Giunsero insieme nella fontana del tempio, e, dietro una colonna, lontano dagli sguardi del corteo che attendeva il ritorno del Maoh, Ken percepì distintamente la presenza di Shinou.

...non che avesse mai avuto problemi a localizzarlo o a percepire la sua presenza prima di allora, comunque...

Nessuno, tuttavia, sapeva che sarebbe tornato con Yuuri quel giorno, e quindi a maggior ragione non capiva come mai Shinou fosse nei paraggi quando era solitamente sua abitudine attendere all'interno della sala della Cascata che il Maoh, come di rito, entrasse per rendergli omaggio.

E Ken sapeva anzi che Yuuri aveva annunciato, con sommo dispiacere di tutti - e soprattutto di Gunter, che l'amico gli aveva raccontato aver pianto per ore alla notizia -, che aveva deciso che, in questa vita, non avrebbe più fatto ritorno e che sarebbe rimasto a vivere stabilmente sulla Terra da allora in avanti.

Eppure Shinou era lì: lo aveva percepito non appena arrivati, prima ancora di alzare lo sguardo dall'acqua...

Sospirò.

Shinou non s’era mai preoccupato di accogliere il Maoh - e nemmeno lui - al loro ritorno dalla Terra, e dubitava fermamente che, negli undici anni che erano trascorsi da quella parte, questi avesse cambiato abitudini.

In fondo Shinou aveva sempre amato venir riverito - era sempre stato un arrogante e un ostentatore se lasciato libero di esaudire tutti i suoi capricci senza restrizioni -, quindi era certo che il 'saluto formale al Primo Re dello Shin Makoku da parte dell'attuale Maoh' fosse qualcosa a cui non aveva rinunciato.

...ma allora perché era lì fuori e non, invece, nel cuore del tempio ad attendere che Shibuya andasse a rendergli omaggio?

Ken sentì il respiro farsi più affannoso, ma era diventato un mago a dissimulare ciò che provava dopo più di quattromila anni...

Quindi nascose ogni pensiero, ogni domanda, ogni dubbio e ogni emozione dietro il suo solito cordiale sorriso di circostanza e nessuno si accorse né del suo disagio, né della presenza del primo sovrano.
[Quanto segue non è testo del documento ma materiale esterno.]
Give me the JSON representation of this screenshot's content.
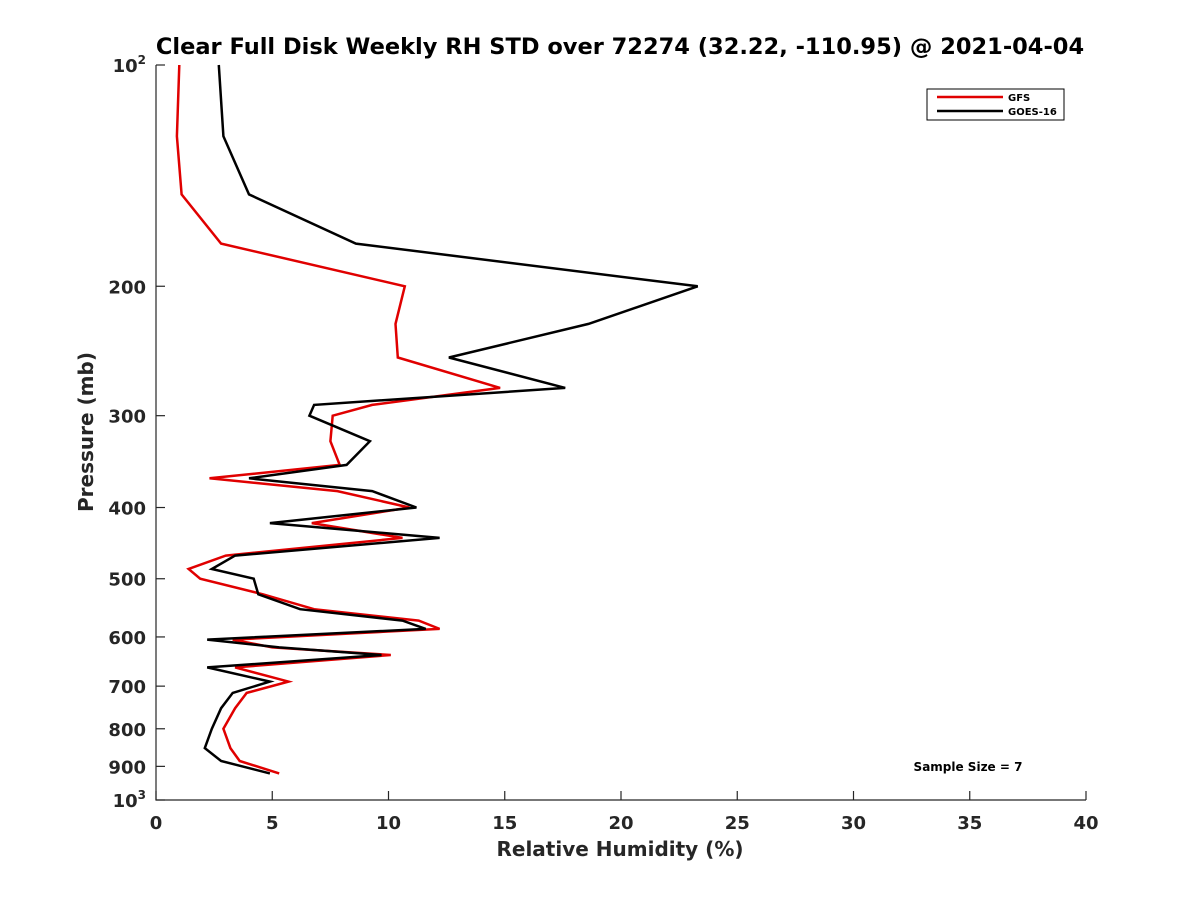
{
  "chart_data": {
    "type": "line",
    "title": "Clear Full Disk Weekly RH STD over 72274 (32.22, -110.95) @ 2021-04-04",
    "xlabel": "Relative Humidity (%)",
    "ylabel": "Pressure (mb)",
    "xlim": [
      0,
      40
    ],
    "ylim": [
      100,
      1000
    ],
    "y_scale": "log",
    "y_reversed": true,
    "x_ticks": [
      "0",
      "5",
      "10",
      "15",
      "20",
      "25",
      "30",
      "35",
      "40"
    ],
    "y_ticks": [
      {
        "value": 100,
        "base": "10",
        "exp": "2"
      },
      {
        "value": 200,
        "label": "200"
      },
      {
        "value": 300,
        "label": "300"
      },
      {
        "value": 400,
        "label": "400"
      },
      {
        "value": 500,
        "label": "500"
      },
      {
        "value": 600,
        "label": "600"
      },
      {
        "value": 700,
        "label": "700"
      },
      {
        "value": 800,
        "label": "800"
      },
      {
        "value": 900,
        "label": "900"
      },
      {
        "value": 1000,
        "base": "10",
        "exp": "3"
      }
    ],
    "grid": false,
    "legend_position": "top-right",
    "annotation": "Sample Size = 7",
    "series": [
      {
        "name": "GFS",
        "color": "#e00000",
        "points": [
          [
            1.0,
            100
          ],
          [
            0.9,
            125
          ],
          [
            1.1,
            150
          ],
          [
            2.8,
            175
          ],
          [
            10.7,
            200
          ],
          [
            10.3,
            225
          ],
          [
            10.4,
            250
          ],
          [
            14.8,
            275
          ],
          [
            9.3,
            290
          ],
          [
            7.6,
            300
          ],
          [
            7.5,
            325
          ],
          [
            7.9,
            350
          ],
          [
            2.3,
            365
          ],
          [
            7.8,
            380
          ],
          [
            10.9,
            400
          ],
          [
            6.7,
            420
          ],
          [
            10.6,
            440
          ],
          [
            3.0,
            465
          ],
          [
            1.4,
            485
          ],
          [
            1.9,
            500
          ],
          [
            4.6,
            525
          ],
          [
            6.8,
            550
          ],
          [
            11.3,
            570
          ],
          [
            12.2,
            585
          ],
          [
            3.3,
            605
          ],
          [
            5.0,
            620
          ],
          [
            10.1,
            635
          ],
          [
            3.4,
            660
          ],
          [
            5.7,
            690
          ],
          [
            3.9,
            715
          ],
          [
            3.4,
            750
          ],
          [
            2.9,
            800
          ],
          [
            3.2,
            850
          ],
          [
            3.6,
            885
          ],
          [
            5.3,
            920
          ]
        ]
      },
      {
        "name": "GOES-16",
        "color": "#000000",
        "points": [
          [
            2.7,
            100
          ],
          [
            2.9,
            125
          ],
          [
            4.0,
            150
          ],
          [
            8.6,
            175
          ],
          [
            23.3,
            200
          ],
          [
            18.6,
            225
          ],
          [
            12.6,
            250
          ],
          [
            17.6,
            275
          ],
          [
            6.8,
            290
          ],
          [
            6.6,
            300
          ],
          [
            9.2,
            325
          ],
          [
            8.2,
            350
          ],
          [
            4.0,
            365
          ],
          [
            9.3,
            380
          ],
          [
            11.2,
            400
          ],
          [
            4.9,
            420
          ],
          [
            12.2,
            440
          ],
          [
            3.4,
            465
          ],
          [
            2.4,
            485
          ],
          [
            4.2,
            500
          ],
          [
            4.4,
            525
          ],
          [
            6.2,
            550
          ],
          [
            10.6,
            570
          ],
          [
            11.6,
            585
          ],
          [
            2.2,
            605
          ],
          [
            5.3,
            620
          ],
          [
            9.7,
            635
          ],
          [
            2.2,
            660
          ],
          [
            4.9,
            690
          ],
          [
            3.3,
            715
          ],
          [
            2.8,
            750
          ],
          [
            2.4,
            800
          ],
          [
            2.1,
            850
          ],
          [
            2.8,
            885
          ],
          [
            4.9,
            920
          ]
        ]
      }
    ]
  }
}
Solo Ulrike se n’era resa conto, e Ken lo lesse nello sguardo di lei che, confusa quanto lui, si era voltata a sua volta verso il punto in cui Shinou si era celato agli sguardi di tutti i presenti.

L'istante successivo, loro due, si scambiarono un tacito sguardo d'intesa, e nessuno dei due commentò quella presenza imprevista e insolita.

Poi, solo a quel punto - quando fu certo che il suo Daikenja aveva notato la sua presenza - Shinou si smaterializzò... e Ken sapeva per istinto che era tornato nella sala della Cascata.

-&-

Il ritorno del Daikenja fu accolto con grande stupore e acclamazioni da tutto il corteo dei presenti, ma Murata era distratto, e rapidamente - cosa piuttosto insolita per lui - la cosa divenne palese anche a chi lo circondava tanto che addirittura Gunter - l'esuberante e con la testa fra le nuvole Gunter - se ne rese conto.

Il primo che osò commentare la faccenda, tuttavia, fu Yuuri, che, dopo essere uscito dalla vasca ed essersi asciugato alla bell'e meglio ed essersi infine voltato verso l'amico, notò una certa tensione, inusuale da leggere sul suo volto di solito impenetrabile dietro il suo sorriso onnipresente, e si accorse che le mani di Ken tremavano leggermente.

“…Murata?”, gli fece sottovoce, cercando di non attirare gli sguardi di coloro che li circondavano, ma non si rese conto che tutti, fingendo disinteresse, avevano invece rivolto la loro attenzione su di loro da un po', ormai. Wolfram compreso, che di solito non aveva occhi che per il suo promesso sposo, che, a sentire Shibuya, presto sarebbe sicuramente - e finalmente, per i nervi di tutti - diventato tale.

Ken trasalì appena quando si rese conto, un secondo troppo tardi, che il Maoh si stava rivolgendo a lui e che sembrava preoccupato per lui.

Allora gli sorrise e gli posò una mano su una spalla, come a dire che stava bene. E fu solo allora che si accorse anche lui stesso che la sua mano stava tremando.

Gli sfuggì un lieve sbuffo di risa e il suo sorriso divenne più tirato mentre Yuuri riconobbe un leggero panico nei suoi occhi.

"Credo che dovreste tornare tutti al castello, adesso.", proruppe Murata di punto in bianco, indossando un ampio sorriso che però incurvò soltanto le labbra e non illuminò il resto del suo volto.

"Sei sicuro di non voler venire anche tu, oggi?", gli propose il Maoh di rimando, con un tatto che Ken non si aspettava da lui.

Il Daikenja sbuffò sorpreso, e stavolta gli sorrise in modo più sincero di prima, ma si limitò a scuotere appena il capo a mo' di diniego.

E quando infine, dopo i dovuti saluti di circostanza e la promessa di grandi festeggiamenti per il suo ritorno l'indomani, il corteo guidato dal Maoh si congedò tagliando la visita a Shinou che di prassi si teneva al suo arrivo e rimandandola ad un secondo momento, Ulrike si affiancò al Daikenja alle porte del tempio e insieme si soffermarono a guardare il piccolo gruppo allontanarsi a cavallo.

“Geika.”, lo salutò allora la sacerdotessa. “Sono felice che abbiate deciso di tornare.", commentò. Poi, dopo una breve pausa che le servì per trovare il coraggio di porgli la fatidica domanda che Ken stava ormai aspettando al varco, infine aggiunse, un po' incerta: "…avevamo tutti perso le speranze dopo le parole di Yuuri Heika ormai più di dieci anni fa.", disse. "Sembrava che aveste deciso di vivere sulla Terra e di non tornare mai più nello Shin Makoku, perlomeno in questa vita…”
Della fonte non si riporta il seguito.